Gum San Nsang a déclaré que la réaction de l'armée aux commentaires de Samson n'était pas nouvelle.

«La Birmanie est une société intolérante. Personne n'est au-dessus de l'armée, pas même la loi du pays. Depuis le coup d'Etat militaire de 1962, l'armée birmane reste la puissance hégémonique du pays », a déclaré Gum San Nsang. "Il y a très peu de militants en Birmanie qui n'ont pas mis les pieds en prison, même pendant cette" période de transition "."

Selon Gum San Nsang, l'affaire contre le révérend Samson était inhabituelle car elle visait un chef religieux. "D'autre part, un moine extrémiste bouddhiste comme [U] Wirathu qui vomit continuellement la haine et la bigoterie est protégé."

L'armée birmane insiste sur le désistement forcé de sa poursuite

L'armée du Myanmar affirme que la pression internationale n'a pas influencé sa décision d'abandonner l'action en justice contre Samson.

«Nous avons retiré l’affaire avant que le tribunal n’ait décidé si le Dr.
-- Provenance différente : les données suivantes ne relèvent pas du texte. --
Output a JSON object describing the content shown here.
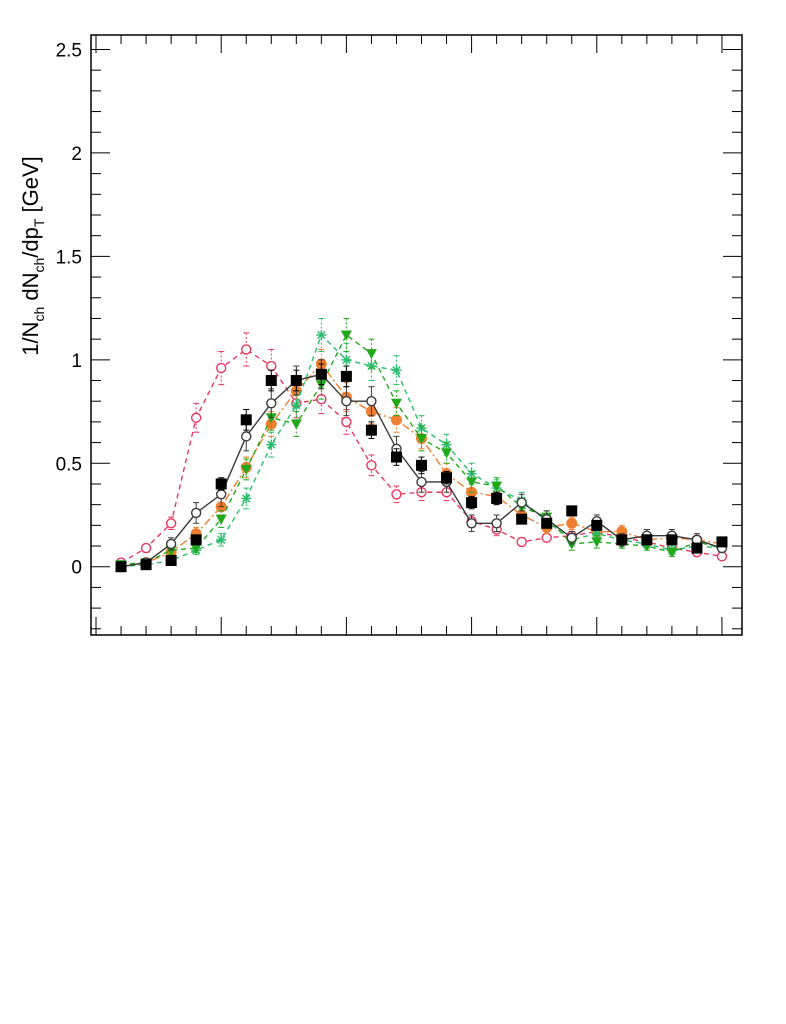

Hkalam Samson devait être accusé. La raison pour abandonner l'affaire est basée sur le libre arbitre et non sur des pressions », a déclaré le brigadier général Zaw Min Tun, porte-parole de l'armée du Myanmar.

Les journalistes de The Irrawaddy et d'autres organes de presse ont tenté de joindre le lieutenant-colonel pour obtenir leurs commentaires, mais celui-ci n'a pas répondu.

Si cet article vous a plu, pensez à soutenir les informations indépendantes et à recevoir notre bulletin trois fois par semaine.

Mots clés:
Skylar Lindsay

Skylar Lindsay est un écrivain et photographe travaillant sur des projets en Asie du Sud-Est et au Moyen-Orient. Il est probablement sur son vélo en ce moment.

    1

Vous pourriez aussi aimer

Laisser un commentaire

Votre adresse email ne sera pas publiée. Les champs requis sont indiqués *

Ce site utilise Akismet pour réduire les spams. Découvrez comment vos données de commentaire sont traitées.